Infinite

Gato evasivo

Abrazo al gato muy fuerte. Es del tamaño apropiado, ahora que es mayor, para simular un cojín esponjoso. No es el momento. Se rebela, estira las patas, hace fuerza clavando ocho puñales en mi espalda y toma impulso para saltar. Huye despavorido de mis brazos.

Al rato vuelve. Ahora sí es el momento. Sin pedir permiso ni preguntar, se sienta encima.
Él ronronea. Yo sangro.
Pide caricias. Ahora. Cuando él quiere. Me mira de forma insistente, sin pestañear. Hazlo. Ahora, me ordena.

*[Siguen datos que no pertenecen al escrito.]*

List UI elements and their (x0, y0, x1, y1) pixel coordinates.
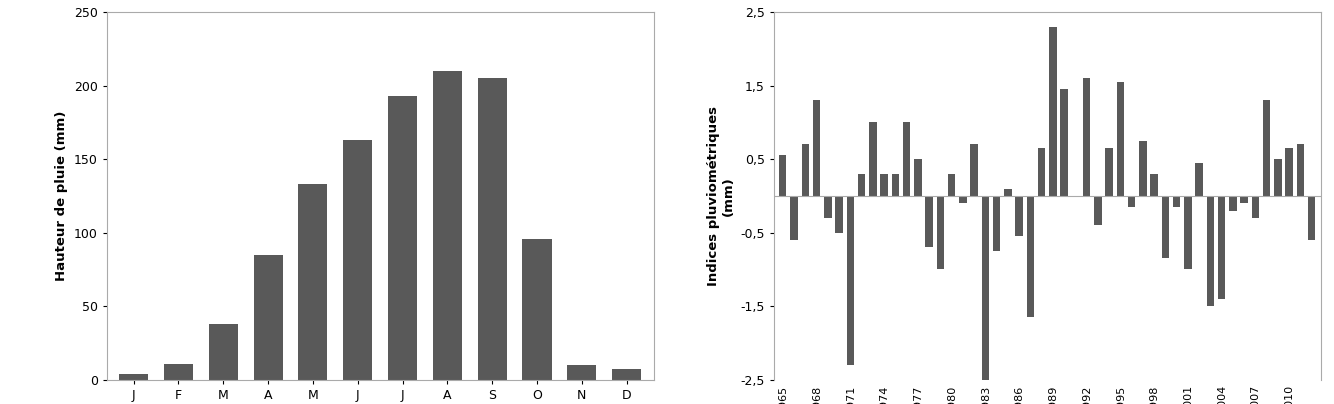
Bar (812, 100, 820, 196)
Y-axis label: Hauteur de pluie (mm): Hauteur de pluie (mm) (55, 111, 68, 281)
Bar (970, 145, 978, 196)
Bar (1106, 148, 1113, 196)
Bar (1263, 100, 1270, 196)
Bar (1061, 89, 1067, 196)
Bar (1117, 82, 1125, 196)
Bar (1309, 196, 1315, 240)
Bar (343, 140, 372, 380)
Bar (791, 196, 798, 240)
Bar (1241, 196, 1247, 203)
Bar (992, 196, 1000, 251)
Bar (959, 196, 967, 203)
Bar (1083, 78, 1090, 196)
Bar (1229, 196, 1237, 210)
Bar (858, 174, 866, 196)
Bar (208, 324, 237, 380)
Bar (1297, 145, 1305, 196)
Bar (982, 196, 988, 383)
Bar (903, 122, 910, 196)
Bar (164, 364, 193, 380)
Bar (802, 145, 808, 196)
Bar (936, 196, 944, 269)
Bar (1207, 196, 1214, 306)
Bar (1027, 196, 1034, 317)
Bar (1129, 196, 1135, 207)
Bar (388, 96, 418, 380)
Bar (870, 122, 876, 196)
Bar (1015, 196, 1023, 236)
Bar (880, 174, 887, 196)
Bar (119, 374, 148, 380)
Bar (835, 196, 843, 233)
Bar (1139, 141, 1146, 196)
Bar (1038, 148, 1046, 196)
Bar (1185, 196, 1191, 269)
Bar (1251, 196, 1259, 218)
Bar (891, 174, 899, 196)
Bar (1218, 196, 1226, 299)
Bar (1173, 196, 1181, 207)
Bar (1150, 174, 1158, 196)
Bar (1162, 196, 1169, 259)
Bar (523, 239, 551, 380)
Bar (1094, 196, 1102, 225)
Bar (1195, 163, 1203, 196)
Bar (847, 196, 854, 365)
Bar (1274, 159, 1282, 196)
Bar (253, 255, 283, 380)
Bar (1005, 189, 1011, 196)
Bar (824, 196, 831, 218)
Y-axis label: Indices pluviométriques
(mm): Indices pluviométriques (mm) (707, 106, 735, 286)
Bar (299, 184, 327, 380)
Bar (1050, 27, 1057, 196)
Bar (1286, 148, 1293, 196)
Bar (926, 196, 932, 247)
Bar (612, 370, 642, 380)
Bar (779, 156, 787, 196)
Bar (567, 365, 596, 380)
Bar (478, 78, 507, 380)
Bar (914, 159, 922, 196)
Bar (432, 71, 462, 380)
Bar (948, 174, 955, 196)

Y yo, acostumbrada a la lealtad canina, a las instrucciones, al líder de la manada soy, a los espacios y tiempos medidos que son los míos, estoy indefensa. Puedo levantarme de la silla, puedo empujarle y se marchará como si no hubiera pasado nada, para volver más tarde. O puedo obedecerle, obedecer al lenguaje distinto que me mira.

Así todo.
La metáfora de los trenes que se marchan es una arqueología. Peor, una estupidez. Si pierdes un AVE o un cercanías, a la hora siguiente hay otro. Llegarás tarde. Aún llegarás.

No, nada de trenes hacia ninguna parte. 
La vida es la personalidad de un gato, su lenguaje y sus maneras. Imprevisto, de soslayo. Caprichoso, con sus reglas, con su tiempo. Cuando estás desprevenido u ocupado, apenas mira, se acerca y te reclama toda tu atención. Y si no es el momento de abrazar fuerte, no lo es. Por mucha fuerza de voluntad que se ponga. 

Las consecuencias de insistir cuando no es se pagan con zarpazos de sangre.